Financial Express, September 03, 2019
While the Steering Committee on Fintech made recommendations but it should have highlighted roadblocks in their adoption and what could be the roadmap in their implementation, according to Pradeep S Mehta, Secretary General, CUTS International.
Even as the Steering Committee on Fintech Related Issues made a series of recommendations to the Finance minister Nirmala Sitharaman on Monday to expand fintech services and leverage it for financial inclusion, trade and regulatory think-tank Cuts International has asserted the need to figure out the hurdles in the adoption of the suggested measures and working out a roadmap to implement them. “While the committee made recommendations but it should have highlighted roadblocks in their adoption and what could be the roadmap in their implementation by solving for major problem areas of relevant stakeholders in it,” Pradeep S Mehta, Secretary General, CUTS International told Financial Express Online.
The committee, with respect to MSMEs, had said that the Reserve Bank of India may look at having a cash-flow based financing for MSMEs, developing an open-API MSME stack based on TReDS data that is validated by GSTN along with a standardised and trusted e-invoice infrastructure designed around TREDS-GSTN integration, according to a statement by the ministry.

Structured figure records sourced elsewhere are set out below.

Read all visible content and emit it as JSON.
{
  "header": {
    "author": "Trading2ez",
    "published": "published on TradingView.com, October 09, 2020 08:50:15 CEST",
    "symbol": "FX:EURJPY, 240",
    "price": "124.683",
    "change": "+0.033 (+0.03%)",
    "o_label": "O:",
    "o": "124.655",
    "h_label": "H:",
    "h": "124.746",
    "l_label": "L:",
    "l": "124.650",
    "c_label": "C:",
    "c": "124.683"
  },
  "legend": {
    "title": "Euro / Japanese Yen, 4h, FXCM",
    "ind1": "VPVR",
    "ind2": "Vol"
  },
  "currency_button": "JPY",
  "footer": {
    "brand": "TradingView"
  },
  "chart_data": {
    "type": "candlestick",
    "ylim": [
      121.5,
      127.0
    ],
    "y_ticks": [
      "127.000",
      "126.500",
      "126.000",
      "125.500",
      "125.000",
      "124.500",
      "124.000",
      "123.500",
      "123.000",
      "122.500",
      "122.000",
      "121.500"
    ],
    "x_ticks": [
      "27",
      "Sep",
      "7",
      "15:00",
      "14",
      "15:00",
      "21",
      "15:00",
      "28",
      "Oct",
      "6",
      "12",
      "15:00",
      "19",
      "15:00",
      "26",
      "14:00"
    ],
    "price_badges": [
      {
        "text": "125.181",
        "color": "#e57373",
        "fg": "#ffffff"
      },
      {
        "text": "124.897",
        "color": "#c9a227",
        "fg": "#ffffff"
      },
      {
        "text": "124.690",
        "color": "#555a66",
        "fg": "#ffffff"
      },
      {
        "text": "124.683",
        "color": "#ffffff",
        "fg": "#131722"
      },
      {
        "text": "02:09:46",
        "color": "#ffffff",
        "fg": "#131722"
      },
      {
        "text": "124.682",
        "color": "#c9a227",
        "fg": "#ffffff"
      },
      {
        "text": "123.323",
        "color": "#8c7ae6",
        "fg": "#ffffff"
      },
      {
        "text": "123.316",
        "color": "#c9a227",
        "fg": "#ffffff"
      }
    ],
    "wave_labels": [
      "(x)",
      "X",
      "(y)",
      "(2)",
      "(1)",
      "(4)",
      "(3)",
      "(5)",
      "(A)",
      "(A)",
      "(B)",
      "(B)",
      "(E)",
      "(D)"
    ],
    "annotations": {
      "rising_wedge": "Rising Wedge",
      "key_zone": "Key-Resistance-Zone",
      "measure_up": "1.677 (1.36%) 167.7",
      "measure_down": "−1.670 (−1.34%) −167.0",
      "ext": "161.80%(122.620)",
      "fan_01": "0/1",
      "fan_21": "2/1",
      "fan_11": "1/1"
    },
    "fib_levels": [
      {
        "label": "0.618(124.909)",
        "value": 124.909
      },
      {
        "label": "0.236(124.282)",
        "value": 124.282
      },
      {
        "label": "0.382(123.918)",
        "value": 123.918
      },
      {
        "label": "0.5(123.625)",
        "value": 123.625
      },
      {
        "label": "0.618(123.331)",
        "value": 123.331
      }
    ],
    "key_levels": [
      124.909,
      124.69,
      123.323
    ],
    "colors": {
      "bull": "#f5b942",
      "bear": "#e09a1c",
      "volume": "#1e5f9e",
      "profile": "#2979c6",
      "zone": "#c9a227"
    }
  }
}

The report, according to Cuts, could have stressed on “institutionalising Regulatory Impact Assessment Framework in regulation making” and building required capability to enable regulators to consider costs and benefits of different regulatory options and enact optimal regulations.

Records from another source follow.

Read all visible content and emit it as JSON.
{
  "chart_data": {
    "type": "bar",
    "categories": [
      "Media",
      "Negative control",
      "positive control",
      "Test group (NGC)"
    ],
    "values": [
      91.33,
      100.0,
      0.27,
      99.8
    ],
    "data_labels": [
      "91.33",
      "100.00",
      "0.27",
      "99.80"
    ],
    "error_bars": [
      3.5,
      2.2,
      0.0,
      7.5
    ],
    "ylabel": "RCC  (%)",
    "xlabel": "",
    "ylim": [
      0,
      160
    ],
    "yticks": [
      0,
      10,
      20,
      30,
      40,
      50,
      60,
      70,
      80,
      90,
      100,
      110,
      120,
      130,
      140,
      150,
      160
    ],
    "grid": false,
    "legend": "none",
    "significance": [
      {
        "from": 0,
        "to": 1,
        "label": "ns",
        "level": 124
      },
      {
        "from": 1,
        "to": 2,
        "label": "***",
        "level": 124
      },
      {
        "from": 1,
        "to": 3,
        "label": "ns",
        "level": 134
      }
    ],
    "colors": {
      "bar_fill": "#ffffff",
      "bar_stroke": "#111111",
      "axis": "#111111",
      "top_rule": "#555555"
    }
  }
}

The Steering Committee had also suggested setting up of a legal framework catering to consumer protection with the growth of fintech and digital services in India. However, according to Mehta, the government “needs to resist the temptation of establishing new regulatory structures, which more often than not, act as sinecures, adding additional bureaucracy. The recently enacted Consumer Protection Act of 2019 should be leveraged to protect and empower fintech consumers.”
The recommendations were made by the committee while highlighting the positive impact of fintech innovations on MSME and agriculture sectors — the top two sectors in terms of employment generation in India.